The current study is a follow-up to a study conducted in 2007 with about 250 participants that focused solely on Washoe County educators and compared the use of a workbook Hayes wrote called “Get Out of Your Mind and Into Your Life” to having subjects complete a questionnaire from which they didn’t receive any information about coping. Jeffcoat said the 2007 study was a simpler version of what Long and Hayes are conducting now.
“We began to wonder if the processes tested inside Steve Hayes’ workbook are the processes that help us get those outcomes (of professional efficacy and fulfillment) or if there are some other therapeutic processes with WALRUS to compare really two different therapeutic training approaches in self-help manuals that will help more with emotional acceptance or if trying to change thoughts and feelings is more useful,” Jeffcoat said.
Using the workbooks seemed to generate the best results, Jeffcoat and Hayes agreed.
“Over time, it led to higher levels of work-related satisfaction, engagement and lower levels of burnout,” Hayes said. “There’s so much need out there. You can’t take them and put them in a mental health building. That’s an unrealistic way of reaching people.”
The study will continue on for about nine or 10 months, Long said, and some volunteers will be told to wait before receiving a workbook in the mail. They will be placed on a certain schedule and given chapters to read per week and will later be quizzed to ensure they’re understanding the material, Long said. Teachers will receive 1.5 in-service credits, which Long said some teachers will find appealing.

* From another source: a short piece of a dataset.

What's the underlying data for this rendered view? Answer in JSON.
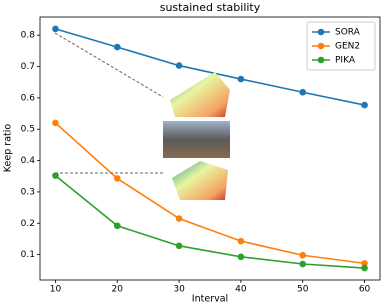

Though the study can apply to virtually any worker in any field, teachers were chosen because of their connection with children. They were also chosen because they can help their students handle stress factors in addition to handling their own, the researchers said.
“We think that teachers are just exemplary people who are very important role models and who are under massive amounts of stress and are serving our children,” Jeffcoat said. “So we care about teachers because we have to care about teachers if we’re going to care about our world. We have to care about our educators and if we care about our educators then we in the psychology field have to care about the kinds of psychological and behavioral processes that help them be healthy people while they’re trying to educate our children.”
Hayes and Long are seeking about 600 participants in Nevada.